One of these days the people who say this are going to be right, but it’s far more likely they won’t be and we should stop predicting a dynasty before it exists.

I get why this happens every time a team wins a Super Bowl not named The Patriots. These fans have just witnessed their favorite team overcome the odds and become champions. You’re high on your own supply for a while after that (my condolences to fans of teams not fortunate enough to understand this high, I wish you could) and it feels like nothing matters because you’re the best and you proved it. But there have only been two dynasties since the realignment, and both have been the same team and in some ways could be considered one large dynasty. I consider the Pats one long dynasty with two major peaks of rule. But those damn Pats have broken everyone’s brains.

People see “Oh you got a great coach, and great quarterback, and some great skill players and you’ll compete” because that’s what the Pats have basically done but it really is hard to win multiple championships, even close together. The only team to truly come close to being another dynasty in the past two decades was the early 10’s Seahawks. They are the only ones to go to back-to-back bowls and almost won both. They haven’t even reached a championship game since. I’d personally consider the Seahawks the second best team of the decade after the Pats. It just goes to show how hard this winning it all thing really is. You need health, excellence, and luck all rolled into one run. The Packers had the best QB of the past decade and only won a single chip, and it was as underdog sneaks. The dominant 2011 team lost, they came close a few other times and lost each one. The Saints keep fucking it up in spectacular ways. The Steelers came close to being a dynasty but kept getting Foxboro’d into hell or crumbling at the wrong moment.

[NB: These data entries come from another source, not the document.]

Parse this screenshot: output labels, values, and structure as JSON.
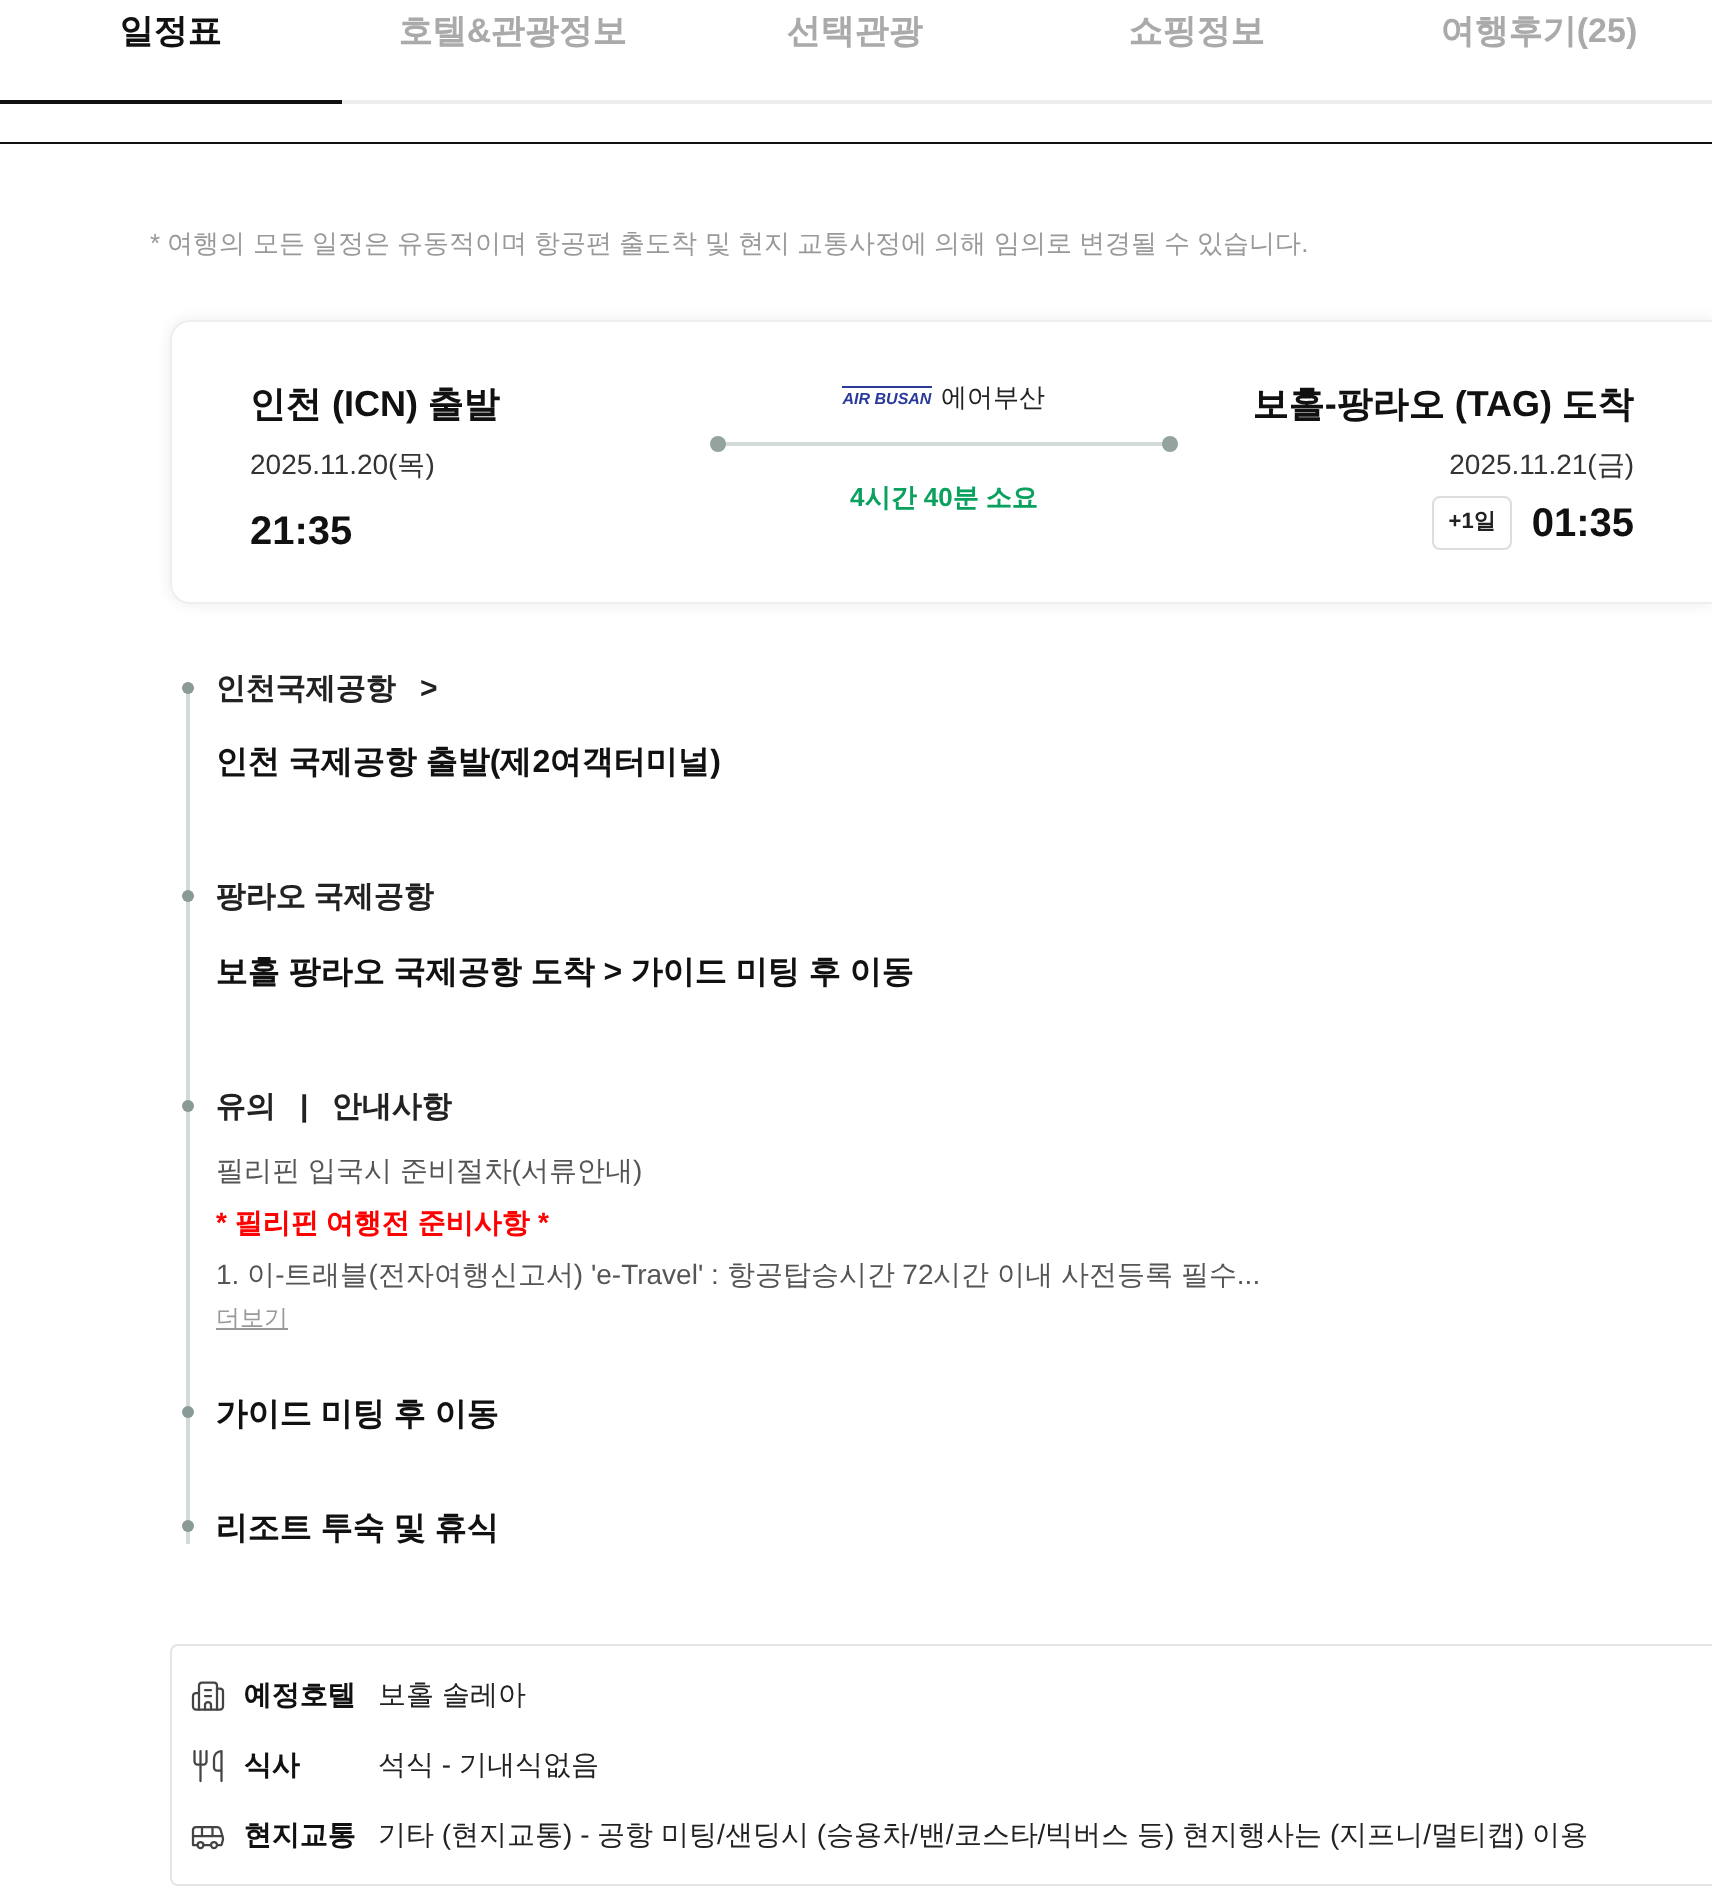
{
  "tabs": [
    {
      "label": "일정표",
      "selected": true
    },
    {
      "label": "호텔&관광정보",
      "selected": false
    },
    {
      "label": "선택관광",
      "selected": false
    },
    {
      "label": "쇼핑정보",
      "selected": false
    },
    {
      "label": "여행후기(25)",
      "selected": false
    }
  ],
  "notice": "* 여행의 모든 일정은 유동적이며 항공편 출도착 및 현지 교통사정에 의해 임의로 변경될 수 있습니다.",
  "flight": {
    "departure": {
      "title": "인천 (ICN) 출발",
      "date": "2025.11.20(목)",
      "time": "21:35"
    },
    "airline": {
      "logo_text": "AIR BUSAN",
      "name": "에어부산"
    },
    "duration": "4시간 40분 소요",
    "arrival": {
      "title": "보홀-팡라오 (TAG) 도착",
      "date": "2025.11.21(금)",
      "day_offset": "+1일",
      "time": "01:35"
    }
  },
  "timeline": [
    {
      "kind": "place",
      "title": "인천국제공항",
      "arrow": ">",
      "subtitle": "인천 국제공항 출발(제2여객터미널)"
    },
    {
      "kind": "place",
      "title": "팡라오 국제공항",
      "subtitle": "보홀 팡라오 국제공항 도착 > 가이드 미팅 후 이동"
    },
    {
      "kind": "notice",
      "title": "유의",
      "separator": "|",
      "title_2": "안내사항",
      "lines": [
        {
          "text": "필리핀 입국시 준비절차(서류안내)",
          "highlight": false
        },
        {
          "text": "* 필리핀 여행전 준비사항 *",
          "highlight": true
        },
        {
          "text": "1. 이-트래블(전자여행신고서) 'e-Travel' : 항공탑승시간 72시간 이내 사전등록 필수...",
          "highlight": false
        }
      ],
      "more": "더보기"
    },
    {
      "kind": "step",
      "title": "가이드 미팅 후 이동"
    },
    {
      "kind": "step",
      "title": "리조트 투숙 및 휴식"
    }
  ],
  "info": [
    {
      "kind": "hotel",
      "label": "예정호텔",
      "value": "보홀 솔레아"
    },
    {
      "kind": "meal",
      "label": "식사",
      "value": "석식 - 기내식없음"
    },
    {
      "kind": "transport",
      "label": "현지교통",
      "value": "기타 (현지교통) - 공항 미팅/샌딩시 (승용차/밴/코스타/빅버스 등) 현지행사는 (지프니/멀티캡) 이용"
    }
  ]
}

The Eagles seemed prime candidates for a new titan and boy did I see fans calling it. They were young. They were skilled as hell across the board. They had the young QB playing MVP ball on a rookie contract. The coach was being praised for big gutsy playstyle and skill. Two years later they basically made the playoffs by default thanks to a woeful division. The coach was questioned for half the season. The QB got paid mad bucks and had spent significant time hurt, to the point where his health is now always a concern. The young skill players have regressed. Old players have quit. They still have enough pieces in place to pull it together, but it feels like they got their chip and the window slammed back down on them and they now sit outside it pounding on the glass hoping they can brute force it again. The Eagles could win the NFCE for the next 4 seasons and never get past the divisional. They could win it all next year. But that dynasty didn’t happen.

Not only that, but the dynasty they proudly claimed to have ended just straight up went back and won another ring the next year. I can see the Pats doing it again this season too. Keep the D intact, protect Brady, grab another good skill player on offense, and hope to god Brady isn’t toast yet and they could be right back in it.

Do these Chiefs have that potential? All the contenders do. They have an amazing QB. They have a great coach. But they have to pay that QB soon. Not everyone is going to stick around. Fortune might not deliver them a 2nd seed next year and injuries could strike. One bad hit on a Mahomes scramble and it could go up in flames. The schedule might not work out in their favor. All of these things feel just as likely as a repeat. I’m happy for the Chiefs but until they win another SB in the next year or two, don’t crown them a dynasty.

This also makes me wonder what exactly defines a dynasty. Is it simply winning two championships back to back? Is Denver a late-90’s dynasty? What if you go to the championship 3 straight years but win the 1st and 3rd one, not back-to-back? Is it merely the act of winning multiple championships in a multi-year window with most of the roster intact for all of them a dynasty? Is simply the act of reaching the championship several years in succession or so considerable? The Bills reached 4 consecutive super bowls, something no other team has done. They didn’t win any, but if someone wanted to argue that was a sort of dynasty, I would hear that argument.

For what it’s worth though, I would be plenty content to never see a dynasty occur in any sport ever again.